De ce projet de jeu défensif naissaient des critiques ouvertes de joueurs qui rechignaient à la tâche. Aujourd'hui, il n'en est rien. Cristiano Ronaldo, plus à l'aise avec un Bento qui vient de la maison verte (Sporting) comme lui, incarne désormais parfaitement sa fonction de capitaine et de buteur (5 en qualifications). Pepé n'est plus utilisé comme sentinelle* mais bien en défense centrale comme au Real Madrid. D'un bloc bas travaillant surtout pour le contre, les Portugais sont revenus à une tactique plus offensive, avec des joueurs portés vers l'avant, cherchant sans cesse à porter le ballon. Un visage qui correspond plus aux qualités des techniciens lusitaniens.
Enfin une défense-type
Les mauvaises langues diront que ce n'est peut-être pas le meilleur choix pour ce barrage. Des voix se sont d'ailleurs élevées au Portugal pour demander à Bento de muscler son entrejeu en Bosnie. Mais même si son équipe n'a pas été étincelante en qualification, le sélectionneur a décidé de ne rien changer pour ce double affrontement. Le Portugal a perdu en expérience? Les Deco (74 sélections), Simao (85), Ferreira (62), Tiago (58) ou encore Carvalho (75) sont partis? Et bien les autres en ont gagné à l'image de Coentrao au Real Madrid, Joao Moutinho à Porto et de Nani à Manchester United. Sans oublier CR7 qui, blessé, n'était pas présent pour le barrage de 2009.

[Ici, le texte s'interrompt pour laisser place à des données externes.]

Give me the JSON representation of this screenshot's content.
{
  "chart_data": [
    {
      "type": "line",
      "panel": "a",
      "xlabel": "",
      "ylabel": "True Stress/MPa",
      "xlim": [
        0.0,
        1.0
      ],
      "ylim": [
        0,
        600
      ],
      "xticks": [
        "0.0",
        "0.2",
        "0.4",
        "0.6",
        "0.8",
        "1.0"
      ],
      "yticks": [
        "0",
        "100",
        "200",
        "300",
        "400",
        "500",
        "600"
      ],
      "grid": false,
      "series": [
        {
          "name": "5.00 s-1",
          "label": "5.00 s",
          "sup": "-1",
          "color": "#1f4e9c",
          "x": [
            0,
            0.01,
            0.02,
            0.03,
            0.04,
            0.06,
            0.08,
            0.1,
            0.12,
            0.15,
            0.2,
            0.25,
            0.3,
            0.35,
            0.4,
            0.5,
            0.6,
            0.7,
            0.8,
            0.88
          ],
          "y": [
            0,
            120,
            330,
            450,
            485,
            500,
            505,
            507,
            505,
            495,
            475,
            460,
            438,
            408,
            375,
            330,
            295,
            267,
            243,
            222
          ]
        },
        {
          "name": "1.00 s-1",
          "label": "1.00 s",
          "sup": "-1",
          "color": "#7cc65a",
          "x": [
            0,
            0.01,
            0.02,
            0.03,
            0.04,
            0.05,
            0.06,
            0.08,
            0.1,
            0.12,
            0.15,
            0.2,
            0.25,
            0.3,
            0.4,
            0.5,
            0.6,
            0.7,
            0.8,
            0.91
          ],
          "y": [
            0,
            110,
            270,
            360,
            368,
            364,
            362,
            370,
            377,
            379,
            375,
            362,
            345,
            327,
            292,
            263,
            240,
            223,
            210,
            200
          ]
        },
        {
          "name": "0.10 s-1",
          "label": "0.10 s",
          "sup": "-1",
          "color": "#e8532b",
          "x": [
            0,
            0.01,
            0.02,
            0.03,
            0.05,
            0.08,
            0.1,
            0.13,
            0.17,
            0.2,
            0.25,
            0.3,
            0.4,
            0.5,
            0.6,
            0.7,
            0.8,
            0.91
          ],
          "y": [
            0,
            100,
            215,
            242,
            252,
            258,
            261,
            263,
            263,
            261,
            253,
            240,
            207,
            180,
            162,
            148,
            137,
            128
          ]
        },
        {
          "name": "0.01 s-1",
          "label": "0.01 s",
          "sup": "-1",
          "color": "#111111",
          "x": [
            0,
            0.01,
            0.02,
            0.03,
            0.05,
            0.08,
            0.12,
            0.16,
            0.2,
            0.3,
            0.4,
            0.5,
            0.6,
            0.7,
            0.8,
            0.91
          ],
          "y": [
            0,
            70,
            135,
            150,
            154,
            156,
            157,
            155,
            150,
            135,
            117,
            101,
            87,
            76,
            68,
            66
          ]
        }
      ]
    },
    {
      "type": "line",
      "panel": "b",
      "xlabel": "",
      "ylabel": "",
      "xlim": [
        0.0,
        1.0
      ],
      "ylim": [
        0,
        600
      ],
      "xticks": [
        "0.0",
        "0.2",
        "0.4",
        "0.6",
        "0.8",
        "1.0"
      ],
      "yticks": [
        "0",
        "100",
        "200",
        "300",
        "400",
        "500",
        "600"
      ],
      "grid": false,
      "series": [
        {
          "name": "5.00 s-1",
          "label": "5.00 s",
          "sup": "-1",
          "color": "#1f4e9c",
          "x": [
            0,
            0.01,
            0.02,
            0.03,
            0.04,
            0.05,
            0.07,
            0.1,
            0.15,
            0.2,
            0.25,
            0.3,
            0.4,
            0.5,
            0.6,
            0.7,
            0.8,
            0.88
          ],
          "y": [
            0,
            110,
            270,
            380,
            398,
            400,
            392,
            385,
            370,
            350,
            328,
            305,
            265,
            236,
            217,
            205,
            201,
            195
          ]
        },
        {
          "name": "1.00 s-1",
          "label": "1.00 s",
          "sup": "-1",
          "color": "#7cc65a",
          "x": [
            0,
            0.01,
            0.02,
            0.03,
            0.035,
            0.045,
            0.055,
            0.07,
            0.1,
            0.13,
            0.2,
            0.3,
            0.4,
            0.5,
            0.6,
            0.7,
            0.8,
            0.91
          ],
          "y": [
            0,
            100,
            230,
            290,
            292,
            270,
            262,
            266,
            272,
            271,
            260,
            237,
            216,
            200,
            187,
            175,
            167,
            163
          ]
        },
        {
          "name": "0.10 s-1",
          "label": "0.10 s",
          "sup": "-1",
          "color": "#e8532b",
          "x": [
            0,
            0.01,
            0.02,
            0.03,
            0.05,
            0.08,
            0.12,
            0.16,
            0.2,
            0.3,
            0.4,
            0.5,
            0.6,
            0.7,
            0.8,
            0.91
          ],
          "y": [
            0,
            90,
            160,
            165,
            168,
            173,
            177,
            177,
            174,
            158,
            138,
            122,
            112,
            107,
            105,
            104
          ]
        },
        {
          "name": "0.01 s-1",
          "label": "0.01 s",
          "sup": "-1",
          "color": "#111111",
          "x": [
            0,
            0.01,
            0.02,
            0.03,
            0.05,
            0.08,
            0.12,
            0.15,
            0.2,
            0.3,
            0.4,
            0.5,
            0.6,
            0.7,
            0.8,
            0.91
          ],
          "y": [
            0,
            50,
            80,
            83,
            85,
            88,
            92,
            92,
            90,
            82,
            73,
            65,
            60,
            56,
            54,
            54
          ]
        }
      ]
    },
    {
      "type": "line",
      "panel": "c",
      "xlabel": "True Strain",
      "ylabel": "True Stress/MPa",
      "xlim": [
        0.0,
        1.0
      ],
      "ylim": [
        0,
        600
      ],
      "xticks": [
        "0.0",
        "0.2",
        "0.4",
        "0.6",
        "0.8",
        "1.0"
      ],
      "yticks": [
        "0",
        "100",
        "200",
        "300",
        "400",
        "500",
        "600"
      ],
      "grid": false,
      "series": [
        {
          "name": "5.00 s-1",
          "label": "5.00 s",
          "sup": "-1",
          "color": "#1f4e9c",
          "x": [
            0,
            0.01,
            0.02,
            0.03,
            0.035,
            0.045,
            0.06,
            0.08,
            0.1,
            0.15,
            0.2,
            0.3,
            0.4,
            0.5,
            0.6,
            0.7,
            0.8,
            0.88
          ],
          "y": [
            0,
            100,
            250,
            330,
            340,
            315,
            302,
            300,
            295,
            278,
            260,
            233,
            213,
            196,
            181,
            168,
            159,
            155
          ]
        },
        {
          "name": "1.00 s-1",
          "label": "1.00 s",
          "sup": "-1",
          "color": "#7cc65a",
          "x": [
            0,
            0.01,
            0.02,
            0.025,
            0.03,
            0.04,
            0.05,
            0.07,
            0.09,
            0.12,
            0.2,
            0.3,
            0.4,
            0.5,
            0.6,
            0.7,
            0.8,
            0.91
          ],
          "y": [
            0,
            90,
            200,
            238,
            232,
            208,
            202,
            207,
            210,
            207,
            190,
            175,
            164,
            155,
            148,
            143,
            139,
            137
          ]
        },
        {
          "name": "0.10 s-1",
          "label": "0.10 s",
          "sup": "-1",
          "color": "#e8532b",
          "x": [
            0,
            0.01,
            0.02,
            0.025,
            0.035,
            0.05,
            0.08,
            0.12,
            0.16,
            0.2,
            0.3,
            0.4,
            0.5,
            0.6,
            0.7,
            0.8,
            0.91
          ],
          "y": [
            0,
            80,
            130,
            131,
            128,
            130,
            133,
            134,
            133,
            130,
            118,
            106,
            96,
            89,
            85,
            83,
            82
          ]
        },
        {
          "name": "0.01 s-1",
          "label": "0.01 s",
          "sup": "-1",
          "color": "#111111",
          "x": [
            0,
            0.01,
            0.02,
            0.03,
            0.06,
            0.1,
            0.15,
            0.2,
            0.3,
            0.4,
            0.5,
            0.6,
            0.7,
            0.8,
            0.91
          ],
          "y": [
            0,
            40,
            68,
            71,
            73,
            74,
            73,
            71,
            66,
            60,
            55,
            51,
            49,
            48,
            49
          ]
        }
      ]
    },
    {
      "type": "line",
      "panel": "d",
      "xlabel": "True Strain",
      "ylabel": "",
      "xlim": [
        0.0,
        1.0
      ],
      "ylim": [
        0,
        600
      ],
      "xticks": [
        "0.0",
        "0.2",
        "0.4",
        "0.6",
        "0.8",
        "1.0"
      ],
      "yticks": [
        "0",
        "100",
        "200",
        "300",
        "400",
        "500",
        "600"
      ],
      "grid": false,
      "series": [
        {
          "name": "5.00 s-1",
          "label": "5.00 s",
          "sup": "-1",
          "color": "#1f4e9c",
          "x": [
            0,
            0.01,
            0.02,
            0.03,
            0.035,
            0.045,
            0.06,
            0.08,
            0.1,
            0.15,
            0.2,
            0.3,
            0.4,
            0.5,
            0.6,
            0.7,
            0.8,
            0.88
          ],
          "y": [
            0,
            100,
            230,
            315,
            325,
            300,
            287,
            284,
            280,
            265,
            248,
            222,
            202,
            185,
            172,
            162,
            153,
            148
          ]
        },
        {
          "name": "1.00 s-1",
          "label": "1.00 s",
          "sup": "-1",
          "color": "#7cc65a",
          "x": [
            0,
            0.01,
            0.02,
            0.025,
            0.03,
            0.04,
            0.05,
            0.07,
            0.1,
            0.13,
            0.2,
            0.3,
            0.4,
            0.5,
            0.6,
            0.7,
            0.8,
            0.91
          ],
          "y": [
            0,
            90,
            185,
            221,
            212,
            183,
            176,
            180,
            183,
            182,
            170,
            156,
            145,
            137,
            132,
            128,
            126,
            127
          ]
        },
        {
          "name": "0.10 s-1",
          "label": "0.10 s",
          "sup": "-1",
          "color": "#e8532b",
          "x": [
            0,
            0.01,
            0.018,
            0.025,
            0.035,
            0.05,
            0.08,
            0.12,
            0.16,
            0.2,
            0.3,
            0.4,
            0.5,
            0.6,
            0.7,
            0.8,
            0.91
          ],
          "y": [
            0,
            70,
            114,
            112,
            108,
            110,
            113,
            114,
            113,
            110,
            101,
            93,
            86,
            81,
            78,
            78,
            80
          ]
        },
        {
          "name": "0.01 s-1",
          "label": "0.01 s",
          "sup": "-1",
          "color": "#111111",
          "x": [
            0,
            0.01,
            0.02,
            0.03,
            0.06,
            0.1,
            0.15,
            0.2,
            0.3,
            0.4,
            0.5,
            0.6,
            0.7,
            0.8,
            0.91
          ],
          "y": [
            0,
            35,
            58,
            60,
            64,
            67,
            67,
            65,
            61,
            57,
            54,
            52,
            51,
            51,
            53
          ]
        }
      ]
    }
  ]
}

L'autre bonne nouvelle pour Bento, c'est qu'il va enfin pouvoir aligner sa défense-type. Pepé et Coentrao n'étaient pas là face à l'Islande (5-3) et au Danemark (1-2). Ça s'est vu. En revanche, les Portugais devront composer avec un environnement hostile à Zenica et un terrain indigne qui ferait passer le champ de patates de Roumanie-France pour un billard. Les virtuoses devront donc ranger leurs gris-gris et privilégier le courage. Et c'est peut-être la meilleure solution pour éviter la suffisance que certaines formations lusitaniennes ont parfois affiché par le passé. Mais si chaque Portugais joue à son niveau, ce barrage est loin d'être infranchissable.
*L'équipe probable ce soir: Rui Patricio, Coentrao, Alves, Pepe, Joao Pereira - Mereiles, Moutinho, Veloso (ou Martins) - C. Ronaldo, Nani, Postiga (ou Almeida).
L'équipe battue par l'Espagne au Mondial: Eduardo - Coentrao, Alves, Carvalho, Ricardo Costa - Pepe, Tiago, Meireles - C.Ronaldo, Simao, Hugo Almeida
L'équipe face à la Bosnie (2009) : Eduardo - Duda, Alves, Carvalho, Paulo Ferreira - Pepe, Tiago (Deco au match retour), Meireles - Nani, Liedson, Simao.